NYAPRS Note: This study is particularly troubling because of other recent research correlating pesticide use with both dementia and autism. As more studies indicate how intricately linked our well-being is to the world around us, could we uncover preventive public health strategies that focus on environmental protection?
The Pesticide Factor
Psychiatric Times; Dee Rapposelli, 6/16/2015
Pyrethroid pesticide use may be encouraging expression of an ADHD phenotype, according to researchers from the Cincinnati Children’s Hospital in collaboration with researchers from Rutgers, University of Rochester, Brown University, and Simon Fraser University.1 [pdf] To follow-up on murine and rodent studies that showed a correlation between pyrethroid exposure and ADHD symptoms that were especially pronounced in males, the researchers assessed exposure and ADHD symptomatology in a random sample of 687 US children, age 8 to 15 years.
These children were participants in the 2001-2002 National Health and Nutrition Examination Survey (NHANES), which was the only NHANES cycle that included a structured diagnostic interview regarding ADHD, pyrethroid pesticide biomarkers, and covariates (eg, sex, household income, age, race/ethnicity, health insurance status, prenatal tobacco exposure, blood lead level, and urinary organophosphate pesticide metabolite level).

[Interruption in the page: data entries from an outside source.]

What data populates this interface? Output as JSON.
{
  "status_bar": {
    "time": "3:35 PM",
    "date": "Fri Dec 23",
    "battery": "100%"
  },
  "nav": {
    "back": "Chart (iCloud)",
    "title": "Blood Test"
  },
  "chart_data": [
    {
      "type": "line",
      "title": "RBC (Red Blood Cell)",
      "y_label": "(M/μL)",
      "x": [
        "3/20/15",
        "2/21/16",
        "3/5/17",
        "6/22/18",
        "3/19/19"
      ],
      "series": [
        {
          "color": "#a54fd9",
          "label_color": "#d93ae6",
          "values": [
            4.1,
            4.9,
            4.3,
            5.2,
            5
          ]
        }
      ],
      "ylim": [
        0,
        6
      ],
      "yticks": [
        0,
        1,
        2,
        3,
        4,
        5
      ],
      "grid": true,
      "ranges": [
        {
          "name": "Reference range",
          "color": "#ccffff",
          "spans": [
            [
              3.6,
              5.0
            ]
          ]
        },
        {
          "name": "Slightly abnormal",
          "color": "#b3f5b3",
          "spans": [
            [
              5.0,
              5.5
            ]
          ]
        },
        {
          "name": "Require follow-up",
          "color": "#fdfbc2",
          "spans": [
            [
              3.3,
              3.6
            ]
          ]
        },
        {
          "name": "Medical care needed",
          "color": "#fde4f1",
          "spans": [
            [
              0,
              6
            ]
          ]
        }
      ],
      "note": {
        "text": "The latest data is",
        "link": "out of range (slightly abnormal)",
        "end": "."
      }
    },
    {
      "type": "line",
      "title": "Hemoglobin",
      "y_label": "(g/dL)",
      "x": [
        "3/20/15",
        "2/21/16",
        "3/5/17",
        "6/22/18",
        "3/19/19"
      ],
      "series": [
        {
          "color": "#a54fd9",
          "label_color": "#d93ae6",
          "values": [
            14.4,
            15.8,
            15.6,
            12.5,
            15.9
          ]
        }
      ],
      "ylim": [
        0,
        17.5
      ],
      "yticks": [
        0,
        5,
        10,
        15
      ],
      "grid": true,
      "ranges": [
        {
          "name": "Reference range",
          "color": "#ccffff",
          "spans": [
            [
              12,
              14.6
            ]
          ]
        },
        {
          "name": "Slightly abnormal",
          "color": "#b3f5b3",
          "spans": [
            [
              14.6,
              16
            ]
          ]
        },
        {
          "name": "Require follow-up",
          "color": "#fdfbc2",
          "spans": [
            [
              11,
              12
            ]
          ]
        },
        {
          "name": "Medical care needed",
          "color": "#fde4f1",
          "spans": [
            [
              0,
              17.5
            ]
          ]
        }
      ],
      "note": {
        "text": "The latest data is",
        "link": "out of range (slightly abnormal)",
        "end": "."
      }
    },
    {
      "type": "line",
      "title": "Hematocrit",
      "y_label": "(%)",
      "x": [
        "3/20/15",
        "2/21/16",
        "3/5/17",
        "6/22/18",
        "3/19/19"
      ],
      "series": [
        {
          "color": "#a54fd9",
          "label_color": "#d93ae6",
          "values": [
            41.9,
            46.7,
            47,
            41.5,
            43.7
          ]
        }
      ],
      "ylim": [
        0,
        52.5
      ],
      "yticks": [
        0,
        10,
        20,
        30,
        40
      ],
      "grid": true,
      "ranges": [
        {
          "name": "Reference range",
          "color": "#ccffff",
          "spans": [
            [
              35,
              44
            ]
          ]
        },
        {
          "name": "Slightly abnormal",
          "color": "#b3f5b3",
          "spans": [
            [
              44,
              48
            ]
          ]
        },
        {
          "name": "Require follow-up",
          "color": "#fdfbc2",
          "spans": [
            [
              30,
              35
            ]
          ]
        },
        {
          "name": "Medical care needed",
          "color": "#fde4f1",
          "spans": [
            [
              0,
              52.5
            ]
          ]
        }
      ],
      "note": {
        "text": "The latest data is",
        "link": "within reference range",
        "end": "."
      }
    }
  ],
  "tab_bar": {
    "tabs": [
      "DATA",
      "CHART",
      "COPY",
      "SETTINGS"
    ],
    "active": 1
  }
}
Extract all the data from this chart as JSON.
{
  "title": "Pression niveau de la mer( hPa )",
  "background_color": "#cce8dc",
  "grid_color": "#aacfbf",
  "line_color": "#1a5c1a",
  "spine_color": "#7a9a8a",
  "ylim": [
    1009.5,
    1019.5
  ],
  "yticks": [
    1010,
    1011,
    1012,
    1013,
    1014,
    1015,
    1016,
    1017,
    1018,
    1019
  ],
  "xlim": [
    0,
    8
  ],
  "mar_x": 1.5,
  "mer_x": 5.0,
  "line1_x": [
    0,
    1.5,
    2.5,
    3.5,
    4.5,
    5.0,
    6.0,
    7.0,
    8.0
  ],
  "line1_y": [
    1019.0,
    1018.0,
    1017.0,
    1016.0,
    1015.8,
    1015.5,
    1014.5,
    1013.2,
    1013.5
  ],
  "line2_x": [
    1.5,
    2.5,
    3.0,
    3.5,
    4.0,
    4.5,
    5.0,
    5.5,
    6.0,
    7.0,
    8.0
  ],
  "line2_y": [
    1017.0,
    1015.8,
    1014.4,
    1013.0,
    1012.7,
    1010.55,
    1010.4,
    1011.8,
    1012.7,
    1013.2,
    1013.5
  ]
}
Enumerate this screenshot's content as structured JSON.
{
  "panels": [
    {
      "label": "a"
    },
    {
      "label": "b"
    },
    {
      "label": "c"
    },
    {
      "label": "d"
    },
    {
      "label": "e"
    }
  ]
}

Exposure was assessed by measuring concurrent urinary levels of the pyrethroid metabolite 3phenoxybenzoic acid (3PBA). An ADHD diagnosis was defined as either meeting DSM-IV criteria via the Diagnostic Interview Schedule for Children or a caregiver report of a past diagnosis. Multivariable logistic regression examined the link between pyrethroid exposure and ADHD, and poisson regression investigated the link between exposure and ADHD symptom counts.
In all, 15% of the study population met criteria for an ADHD diagnosis. Urinary 3-PBA levels were detected in 79% of the study participants (mean, 1.14 μg/L), with the means for the 10th, 50th, and 90th percentiles being 0.07, 0.29, and 1.94 μg/L, respectively.
After adjusting for covariates, the researchers discovered that children with detectable urinary 3PBA were twice as likely to have ADHD as those in whom 3PBA was undetected. Higher 3-PBA levels also were associated with an increasing number of hyperactive/impulsive symptoms. In fact, hyperactive/impulsive symptom counts were 77 % higher in children with detectable 3-PBA levels than in children with nondetectable levels. Whereas effect on inattentiveness was insignificant, hyperactive/impulsive symptoms increased by 50 % for every 10-fold increase in 3PBA level measured. This effect was also sex-specific.
Boys most at risk
In correlation with animal studies, boys were far more affected than girls. Boys with detectable urinary 3-PBA were nearly 3 times more likely to have ADHD than boys in whom urinary 3-PBA was undetectable. Further, a 10-fold increase in urinary 3-PBA level was associated with a 43% increased prevalence of ADHD whereas this pattern was not seen in girls.
Pyrethroid pesticides, such the insecticide permethrin, have been thought to be safer than organophosphates, which were banned for residential use by the US Environmental Protection Agency in 2000-2001. Pyrethroid pesticides are now the most commonly used pesticides for residential use and are increasingly being used in agriculture as well. Although additional investigation is warranted, given the findings of this study, residential and personal use of pyrethroid pesticides should be reconsidered. Clinicians serving the pediatric as well as obstetric care populations may want to inform patients and their caretakers of the health risks of pyrethroid-based pesticide/insecticide use in relation to ADHD symptomatology.